I should be writing the new chapter of my new novel.

But…

… there are Christmas carols playing in this cafe. Anne is writing on the other side of the table. We and our laptop computers are facing each other as if we’re engaged in an intense, wordless game of Battleship.

Santa Claus is winding his way between the cafe tables as if lost in a maze, his jolly eyes eagerly seeking the wide-eyed wonder of a child, but he’s finding only mild amusement of the adults on their gadgets and the knitting circle at the community table.

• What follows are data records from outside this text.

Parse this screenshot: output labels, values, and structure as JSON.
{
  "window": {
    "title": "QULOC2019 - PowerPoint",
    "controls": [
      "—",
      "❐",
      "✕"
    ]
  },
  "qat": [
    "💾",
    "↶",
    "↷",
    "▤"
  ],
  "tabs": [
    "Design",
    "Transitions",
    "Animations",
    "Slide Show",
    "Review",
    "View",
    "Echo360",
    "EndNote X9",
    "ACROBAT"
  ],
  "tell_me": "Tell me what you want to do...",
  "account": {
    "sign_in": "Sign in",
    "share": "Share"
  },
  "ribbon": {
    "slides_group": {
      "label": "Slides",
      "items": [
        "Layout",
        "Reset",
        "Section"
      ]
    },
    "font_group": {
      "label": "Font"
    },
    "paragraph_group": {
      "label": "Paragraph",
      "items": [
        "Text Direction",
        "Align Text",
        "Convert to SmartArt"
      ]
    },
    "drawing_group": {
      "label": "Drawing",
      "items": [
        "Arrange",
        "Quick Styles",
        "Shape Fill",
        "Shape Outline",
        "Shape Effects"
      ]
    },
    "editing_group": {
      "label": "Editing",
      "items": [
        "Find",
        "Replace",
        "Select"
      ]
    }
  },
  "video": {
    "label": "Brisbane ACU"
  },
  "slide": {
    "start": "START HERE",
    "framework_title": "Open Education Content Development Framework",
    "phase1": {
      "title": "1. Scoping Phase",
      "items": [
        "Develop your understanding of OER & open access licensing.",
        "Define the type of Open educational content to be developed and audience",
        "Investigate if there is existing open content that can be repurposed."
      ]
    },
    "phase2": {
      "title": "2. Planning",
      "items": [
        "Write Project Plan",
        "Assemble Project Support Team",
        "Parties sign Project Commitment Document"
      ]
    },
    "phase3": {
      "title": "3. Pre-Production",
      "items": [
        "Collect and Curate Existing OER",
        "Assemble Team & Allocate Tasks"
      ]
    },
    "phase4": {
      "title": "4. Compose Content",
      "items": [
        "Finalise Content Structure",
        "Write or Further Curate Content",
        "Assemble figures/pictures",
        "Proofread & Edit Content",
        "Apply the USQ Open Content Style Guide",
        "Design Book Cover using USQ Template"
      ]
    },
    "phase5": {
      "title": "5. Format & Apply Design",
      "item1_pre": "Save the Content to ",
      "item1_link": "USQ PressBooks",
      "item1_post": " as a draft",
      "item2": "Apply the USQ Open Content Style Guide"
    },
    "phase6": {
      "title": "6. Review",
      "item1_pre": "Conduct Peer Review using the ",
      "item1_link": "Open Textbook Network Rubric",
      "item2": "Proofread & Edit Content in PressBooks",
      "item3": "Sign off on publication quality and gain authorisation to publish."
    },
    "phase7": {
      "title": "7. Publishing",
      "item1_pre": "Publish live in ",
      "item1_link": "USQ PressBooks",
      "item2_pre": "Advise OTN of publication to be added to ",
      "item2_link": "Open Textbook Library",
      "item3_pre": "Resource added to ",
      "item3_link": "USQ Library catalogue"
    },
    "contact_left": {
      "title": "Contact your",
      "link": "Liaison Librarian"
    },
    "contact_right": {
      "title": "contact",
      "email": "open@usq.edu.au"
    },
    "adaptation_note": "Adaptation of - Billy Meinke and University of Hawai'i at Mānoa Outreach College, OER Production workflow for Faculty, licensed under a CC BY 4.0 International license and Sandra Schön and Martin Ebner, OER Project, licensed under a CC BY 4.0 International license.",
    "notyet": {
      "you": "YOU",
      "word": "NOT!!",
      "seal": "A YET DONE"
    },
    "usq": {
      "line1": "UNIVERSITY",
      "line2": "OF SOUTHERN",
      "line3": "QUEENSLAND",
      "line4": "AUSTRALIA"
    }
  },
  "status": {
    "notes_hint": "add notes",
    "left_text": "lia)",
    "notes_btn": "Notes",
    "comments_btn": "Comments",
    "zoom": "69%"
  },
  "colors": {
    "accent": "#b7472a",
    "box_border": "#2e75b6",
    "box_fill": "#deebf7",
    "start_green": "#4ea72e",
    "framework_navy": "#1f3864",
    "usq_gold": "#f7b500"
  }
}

An enormous chess set sits neglected in the middle of the dining area, its pieces arranged in bizarre clusters, as if the pawns and knights and horses had been involved in some new game of their own when someone shouted “Freeze!”

A man is carrying a large bird-roost upon which sits an enormous fake owl. He’s been part of a community meeting here in the cafe about wildlife in our neighborhood. Someone else is taking down an exhibit about the increasing number of coyotes in these parts.

And I just felt like it was a scene that shouldn’t go unreported.

I hope you’re keeping your eyes wide open for unusual activity in your neighborhood. The holiday season inspires more than dehumanizing scenes of shopping madness. It serves up silver platters of hilarious human behavior. You just have to stay at the edges of the madness and open your eyes.

More than one of these details will find a way into the chapter I’m writing tonight. The world is just throwing good ideas at me, better than any I would come up with if I were at home staring at my laptop. I like to set my writing tools out against a backdrop of spontaneous, bustling, unpreditable life. It’s the best generator for wild ideas.

And it’s free, 24 hours a day, if you know where to look.